Hey friend,
As if you need another reason to travel to Europe, Copenhagen was just named the most gay-friendly city in the world by Lonely Planet. The capital city of Denmark recently celebrated its 25th anniversary as the first city in the world to allow same-sex civil unions, and same-sex marriage has been legal there since 2012. In July, one of the city’s popular squares was renamed “Rainbow Square” to commemorate the LGBT movement.
I’ve never been to Copenhagen. Until now, whenever I thought of the city, I thought of Lois Lowry’s Number the Stars, a novella about a Jewish family trying to escape Copenhagen during the Nazi occupation of Denmark.
What is still overlooked by much of Holocaust literature is the fact that gay men and women — regardless if they were Jewish — were also sent to camps like Auschwitz and received some of the most extreme torture treatments there. Paragraph 175 is a documentary that details the horrors gays and lesbians experienced in the camps.
In 2014, much of the Western world has noticeably evolved on LGBT rights. But despite great progress in Europe and the United States — despite places like Denmark — there are still ten countries, by the Washington Post’s count, that punish homosexuality with death. These are Iran, Iraq, Saudi Arabia, Yemen, Sudan, Nigeria, Mauritania, Qatar, Somalia, and the United Arab Emirates.
Aside from Somalia, Mauritania, and Nigeria, all but eight countries in Africa condemn homosexuality as illegal and deserving life imprisonment. The remaining eight don’t outlaw homosexuality only by a technicality — there are no laws for or against homosexuality in these countries.
Out of the entire African continent, only one country, South Africa, allows same-sex marriage. Homosexuality is illegal in Malaysia, Sri Lanka, India, Bangladesh, Pakistan, and Afghanistan. Homosexuality is even illegal in Guyana, South America. On paper, Russia does not outlaw homosexuality, just every visual representation of it.

Here in the United States, same-sex marriage is only legal in certain states. Why? Because some Republicans want to keep fighting a tired battle long after their country has shifted its opinion on this issue. [Beastly’s update: A year after this post was written, we won it.]

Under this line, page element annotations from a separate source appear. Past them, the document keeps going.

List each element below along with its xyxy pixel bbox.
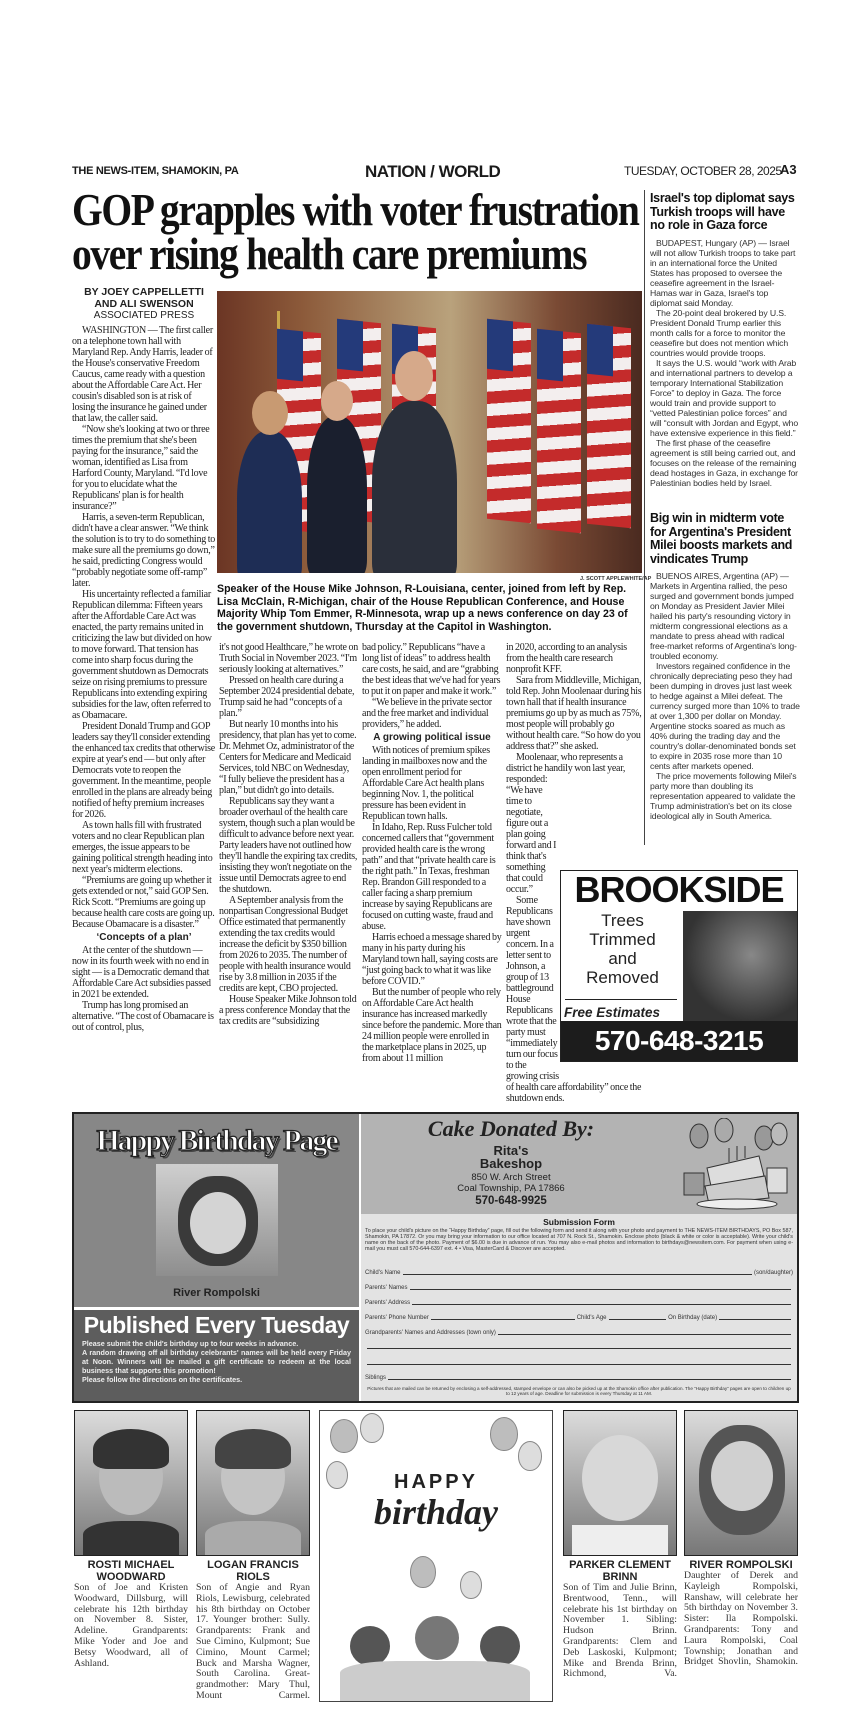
paragraph: House Speaker Mike Johnson told a press conference Monday that the tax credits are “subsidizing <box>219 994 357 1027</box>
child-name: LOGAN FRANCIS RIOLS <box>207 1559 299 1583</box>
happy-birthday-graphic <box>319 1410 553 1702</box>
cartoon-children-bodies <box>340 1661 530 1701</box>
field-label: Parents' Address <box>365 1300 411 1306</box>
address-line: Coal Township, PA 17866 <box>457 1183 565 1194</box>
balloon <box>460 1571 482 1599</box>
cartoon-child <box>415 1616 459 1660</box>
form-title: Submission Form <box>543 1217 615 1227</box>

With data like this, the worldview is darker. Safety zones and battle lines are clearly drawn. Cities like Copenhagen shine like small beacons of sanctuary in a bleak landscape. The world can be divvied up into welcoming areas and regions of hate. In the U.S., this can be the difference of a few miles between a city and the towns and countryside surrounding it.
What would it take for Khartoum, the capital city of Sudan, to become Copenhagen? So many parts of the world are so mired in cultural tradition and fierce religious practices dating back thousands of years that the question is not how these places can change — because I don’t think they can, and I don’t think they will — but how will we protect our queer brothers and sisters who live there? How will we get them out? How can we give them the hope and resources they need?
When we win national marriage equality in the United States — and we will — we can’t trick ourselves into thinking that such a victory marks a successful end to this movement. Transgender rights, same-sex adoption rights, anti-discrimination policies in the housing market and workplace, hate crime legislation, and those horrifying anti-sodomy laws that still exist in many states are our next battlegrounds. These are future fights we cannot become complacent about. They are coming.
And since we live in such a rapidly-progressing world, we need to turn our attention to the places overlooked by the LGBT movement — Africa, the Middle East, Japan, and China. A victor’s sense of complacency, of having “won,” means others elsewhere will suffer. Don’t let them.
If you’re reading this in hostile territory, whether that’s in the U.S. or overseas, I’m with you, I’m here, and I’m always an email away. You’re never alone.